CVE-2026-20127 - [KEV] - CVSS 10.0

Overview

CVE-2026-20127 is a critical authentication bypass vulnerability (CVSS 10.0) affecting Cisco Catalyst SD-WAN Controller (formerly vSmart) and Cisco Catalyst SD-WAN Manager (formerly vManage). The flaw originates from improper handling within the peering authentication mechanism, which fails to correctly validate identity during inter-component communication. An unauthenticated, remote attacker can send crafted requests to the affected system and authenticate as an internal, high-privileged (non-root) user account.

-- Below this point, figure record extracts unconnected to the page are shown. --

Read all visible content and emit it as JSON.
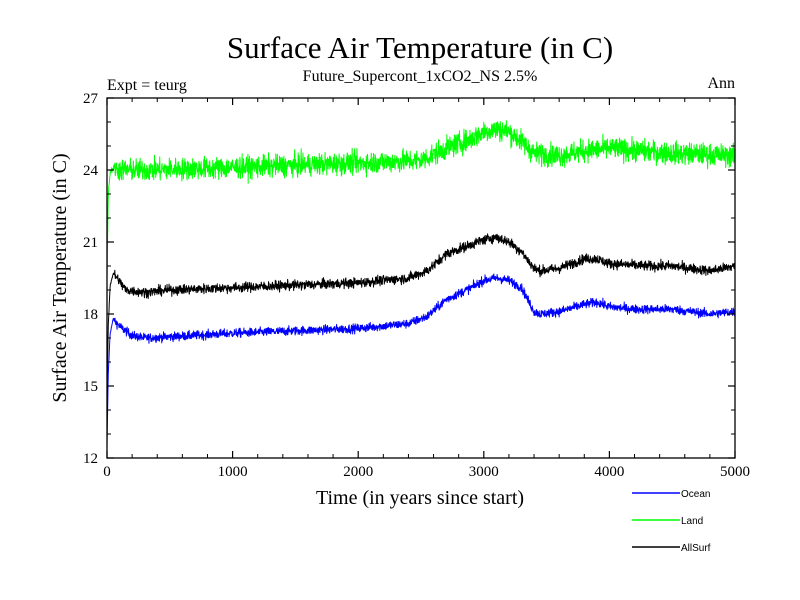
{
  "chart_data": {
    "type": "line",
    "title": "Surface Air Temperature (in C)",
    "subtitle": "Future_Supercont_1xCO2_NS 2.5%",
    "left_label": "Expt = teurg",
    "right_label": "Ann",
    "xlabel": "Time (in years since start)",
    "ylabel": "Surface Air Temperature (in C)",
    "xlim": [
      0,
      5000
    ],
    "ylim": [
      12,
      27
    ],
    "xticks": [
      0,
      1000,
      2000,
      3000,
      4000,
      5000
    ],
    "yticks": [
      12,
      15,
      18,
      21,
      24,
      27
    ],
    "grid": false,
    "legend_position": "bottom-right",
    "series": [
      {
        "name": "Ocean",
        "color": "#0000ff",
        "noise": 0.18,
        "x": [
          0,
          10,
          25,
          50,
          80,
          120,
          200,
          300,
          500,
          1000,
          1500,
          2000,
          2400,
          2550,
          2700,
          2900,
          3000,
          3100,
          3200,
          3300,
          3400,
          3450,
          3600,
          3800,
          3900,
          4000,
          4200,
          4500,
          4800,
          5000
        ],
        "values": [
          12.5,
          15.5,
          17.2,
          17.8,
          17.6,
          17.4,
          17.1,
          17.0,
          17.05,
          17.2,
          17.3,
          17.4,
          17.6,
          17.9,
          18.6,
          19.1,
          19.4,
          19.5,
          19.4,
          19.1,
          18.1,
          18.0,
          18.1,
          18.4,
          18.5,
          18.3,
          18.2,
          18.2,
          18.0,
          18.1
        ]
      },
      {
        "name": "Land",
        "color": "#00ff00",
        "noise": 0.45,
        "x": [
          0,
          10,
          25,
          50,
          100,
          300,
          1000,
          2000,
          2500,
          2700,
          2900,
          3000,
          3100,
          3200,
          3300,
          3400,
          3600,
          3800,
          4000,
          4500,
          5000
        ],
        "values": [
          19.5,
          23.0,
          23.9,
          24.1,
          24.0,
          24.0,
          24.1,
          24.3,
          24.4,
          24.9,
          25.3,
          25.6,
          25.7,
          25.6,
          25.2,
          24.7,
          24.6,
          24.8,
          24.9,
          24.7,
          24.6
        ]
      },
      {
        "name": "AllSurf",
        "color": "#000000",
        "noise": 0.2,
        "x": [
          0,
          10,
          25,
          50,
          80,
          150,
          300,
          500,
          1000,
          1500,
          2000,
          2400,
          2550,
          2700,
          2900,
          3000,
          3100,
          3200,
          3300,
          3400,
          3450,
          3600,
          3800,
          3900,
          4000,
          4300,
          4500,
          4800,
          5000
        ],
        "values": [
          14.5,
          17.5,
          19.2,
          19.7,
          19.5,
          19.0,
          18.9,
          19.0,
          19.1,
          19.2,
          19.3,
          19.5,
          19.8,
          20.5,
          20.9,
          21.1,
          21.2,
          21.0,
          20.6,
          19.9,
          19.8,
          19.9,
          20.3,
          20.3,
          20.1,
          20.0,
          20.0,
          19.8,
          20.0
        ]
      }
    ]
  }
}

Once authenticated, the attacker gains access to NETCONF, the standard configuration management interface used by Cisco SD-WAN components. Through NETCONF, the adversary can manipulate the configuration of the entire SD-WAN fabric—altering routing policies, tunnel definitions, access controls, and segmentation enforcement across all managed edge devices. The vulnerability has been added to CISA's Known Exploited Vulnerabilities (KEV) catalog on 2026-02-25, indicating confirmed active exploitation in the wild. EPSS scoring of 0.397 also reflects elevated exploitation likelihood.

Affected Products

• Cisco Catalyst SD-WAN Controller (formerly Cisco SD-WAN vSmart Controller)
• Cisco Catalyst SD-WAN Manager (formerly Cisco SD-WAN vManage)

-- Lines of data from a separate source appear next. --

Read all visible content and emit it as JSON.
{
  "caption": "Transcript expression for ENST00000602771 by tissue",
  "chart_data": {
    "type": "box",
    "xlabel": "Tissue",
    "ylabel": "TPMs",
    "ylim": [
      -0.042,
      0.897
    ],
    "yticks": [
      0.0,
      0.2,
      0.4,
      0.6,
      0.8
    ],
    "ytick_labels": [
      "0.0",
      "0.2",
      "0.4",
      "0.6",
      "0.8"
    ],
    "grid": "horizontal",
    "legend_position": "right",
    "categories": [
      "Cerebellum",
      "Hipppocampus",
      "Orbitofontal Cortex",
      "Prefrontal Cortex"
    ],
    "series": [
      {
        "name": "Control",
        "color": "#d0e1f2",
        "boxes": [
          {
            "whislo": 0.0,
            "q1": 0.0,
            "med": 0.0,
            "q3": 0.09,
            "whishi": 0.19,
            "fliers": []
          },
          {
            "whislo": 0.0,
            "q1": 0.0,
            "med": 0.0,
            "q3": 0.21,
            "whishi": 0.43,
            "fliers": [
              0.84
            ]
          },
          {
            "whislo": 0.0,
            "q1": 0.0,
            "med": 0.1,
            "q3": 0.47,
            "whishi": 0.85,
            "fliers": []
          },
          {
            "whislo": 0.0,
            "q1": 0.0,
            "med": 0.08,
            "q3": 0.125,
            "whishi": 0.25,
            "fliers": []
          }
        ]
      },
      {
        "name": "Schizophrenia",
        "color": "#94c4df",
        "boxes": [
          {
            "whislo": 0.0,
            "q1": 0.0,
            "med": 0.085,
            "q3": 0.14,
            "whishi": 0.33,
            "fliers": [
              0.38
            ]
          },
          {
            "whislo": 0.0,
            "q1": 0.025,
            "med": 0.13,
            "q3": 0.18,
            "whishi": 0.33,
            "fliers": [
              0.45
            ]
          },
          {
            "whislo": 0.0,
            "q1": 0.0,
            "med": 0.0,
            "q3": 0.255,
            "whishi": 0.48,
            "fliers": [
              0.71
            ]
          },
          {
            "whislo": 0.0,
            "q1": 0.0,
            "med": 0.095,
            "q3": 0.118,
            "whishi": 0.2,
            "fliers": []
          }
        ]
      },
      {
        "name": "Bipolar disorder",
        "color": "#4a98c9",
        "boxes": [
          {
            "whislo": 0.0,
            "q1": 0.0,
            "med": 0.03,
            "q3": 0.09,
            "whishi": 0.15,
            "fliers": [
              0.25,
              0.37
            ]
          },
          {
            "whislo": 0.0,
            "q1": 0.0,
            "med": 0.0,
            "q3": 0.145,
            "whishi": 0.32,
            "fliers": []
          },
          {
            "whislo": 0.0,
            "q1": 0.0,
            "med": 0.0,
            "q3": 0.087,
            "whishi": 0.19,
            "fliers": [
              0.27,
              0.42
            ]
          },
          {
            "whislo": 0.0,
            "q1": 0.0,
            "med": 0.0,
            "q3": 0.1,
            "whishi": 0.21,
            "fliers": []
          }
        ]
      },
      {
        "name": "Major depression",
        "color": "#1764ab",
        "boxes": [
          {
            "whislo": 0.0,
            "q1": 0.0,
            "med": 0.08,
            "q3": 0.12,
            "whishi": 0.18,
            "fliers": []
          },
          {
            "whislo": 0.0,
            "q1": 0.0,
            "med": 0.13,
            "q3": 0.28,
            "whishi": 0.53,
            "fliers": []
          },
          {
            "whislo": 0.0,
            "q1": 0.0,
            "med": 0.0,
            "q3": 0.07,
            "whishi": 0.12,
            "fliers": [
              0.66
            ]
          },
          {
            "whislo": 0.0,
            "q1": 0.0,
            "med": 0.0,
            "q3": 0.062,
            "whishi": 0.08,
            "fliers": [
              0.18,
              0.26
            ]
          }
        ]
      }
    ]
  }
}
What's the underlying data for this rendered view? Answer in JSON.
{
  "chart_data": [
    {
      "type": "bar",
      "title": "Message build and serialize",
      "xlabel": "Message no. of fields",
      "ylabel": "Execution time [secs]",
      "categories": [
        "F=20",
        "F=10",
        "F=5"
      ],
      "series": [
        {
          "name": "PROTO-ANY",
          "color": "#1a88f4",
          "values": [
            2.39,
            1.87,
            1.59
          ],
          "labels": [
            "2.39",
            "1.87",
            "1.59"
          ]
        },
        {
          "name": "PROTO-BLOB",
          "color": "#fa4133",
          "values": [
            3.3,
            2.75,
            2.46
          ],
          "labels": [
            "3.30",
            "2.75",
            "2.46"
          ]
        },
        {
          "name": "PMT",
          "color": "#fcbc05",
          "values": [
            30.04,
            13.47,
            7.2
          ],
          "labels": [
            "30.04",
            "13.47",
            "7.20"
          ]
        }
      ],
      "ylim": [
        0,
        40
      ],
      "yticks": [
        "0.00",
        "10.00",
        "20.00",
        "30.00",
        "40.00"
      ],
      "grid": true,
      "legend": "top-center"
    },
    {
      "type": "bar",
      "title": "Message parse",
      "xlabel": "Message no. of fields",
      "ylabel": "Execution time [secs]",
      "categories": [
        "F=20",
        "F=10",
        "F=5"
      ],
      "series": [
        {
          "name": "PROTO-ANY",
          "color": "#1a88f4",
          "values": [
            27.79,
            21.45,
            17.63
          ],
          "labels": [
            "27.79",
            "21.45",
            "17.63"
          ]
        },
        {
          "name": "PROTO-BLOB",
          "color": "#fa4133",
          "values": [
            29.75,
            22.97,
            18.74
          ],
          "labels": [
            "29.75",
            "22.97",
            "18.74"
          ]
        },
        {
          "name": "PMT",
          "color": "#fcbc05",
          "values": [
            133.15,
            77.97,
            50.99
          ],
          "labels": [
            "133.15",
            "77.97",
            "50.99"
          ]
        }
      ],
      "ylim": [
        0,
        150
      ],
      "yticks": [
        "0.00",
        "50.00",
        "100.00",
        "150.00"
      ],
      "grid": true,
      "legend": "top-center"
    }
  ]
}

Both on-premises and cloud-hosted deployments serving as control-plane or management-plane components for SD-WAN fabrics should be considered in scope until Cisco-published fixed releases are deployed.

Exploitation Evidence

No technical artifacts, indicators of compromise, or public proof-of-concept code are present in the available data set. However, inclusion in the CISA KEV catalog on 2026-02-25 establishes that exploitation has been observed against production environments. Operators should treat exposure of SD-WAN control- and management-plane interfaces to untrusted networks as an active risk and assume opportunistic targeting.

ATT&CK Mapping

No formal ATT&CK mappings are present in the source data. Based on the described capability chain, the following techniques are analytically relevant:

• T1190 – Exploit Public-Facing Application: Initial access via crafted requests to the peering authentication interface.
• T1078 – Valid Accounts: Authentication bypass results in use of an internal high-privileged account.
• T1068 – Exploitation for Privilege Escalation: The flaw yields administrative privileges without credentials.
• T1565 – Data Manipulation and T1496 / T1562 (Defense Evasion via Configuration Change): NETCONF-driven manipulation of SD-WAN fabric configuration enables persistent traffic redirection, policy disablement, or visibility tampering.

Threat Actor Context

No attributed threat actor is recorded in the available data. SD-WAN control-plane compromises have historically been of interest to both state-aligned espionage actors (for traffic interception and lateral pivoting across enterprise WAN segments) and financially motivated intrusion sets seeking persistent network control. Active exploitation status warrants treating the threat as cross-cluster and opportunistic.

Recommended Actions

• Patch immediately: Apply Cisco's fixed releases for Catalyst SD-WAN Controller and Catalyst SD-WAN Manager as published in the corresponding Cisco Security Advisory. Federal civilian agencies are bound by the KEV remediation timeline.
• Restrict control-plane exposure: Ensure SD-WAN Controller and Manager peering, NETCONF (TCP/830), and management interfaces are not reachable from the public internet or untrusted segments. Enforce allowlisting to known fabric peers and administrative jump hosts.
• Audit NETCONF activity: Review NETCONF session logs and configuration change history on Controllers and Managers for unexpected sessions, non-standard source addresses, or unauthorized configuration deltas across the fabric.
• Review internal accounts: Inventory and audit internal high-privileged, non-root service accounts. Rotate credentials and certificates used in the SD-WAN peering trust relationship after patching.
• Hunt for fabric-level tampering: Verify integrity of policy definitions, control policies, data policies, OMP routes, and tunnel configurations against a known-good baseline.
• Increase monitoring: Alert on anomalous authentication events to Controller/Manager, unexpected NETCONF clients, and configuration push events outside of change windows.
• Assume breach where exposed: If management-plane components were internet-reachable prior to patching, conduct a forensic review of the fabric and connected edge devices for evidence of persistence or traffic redirection.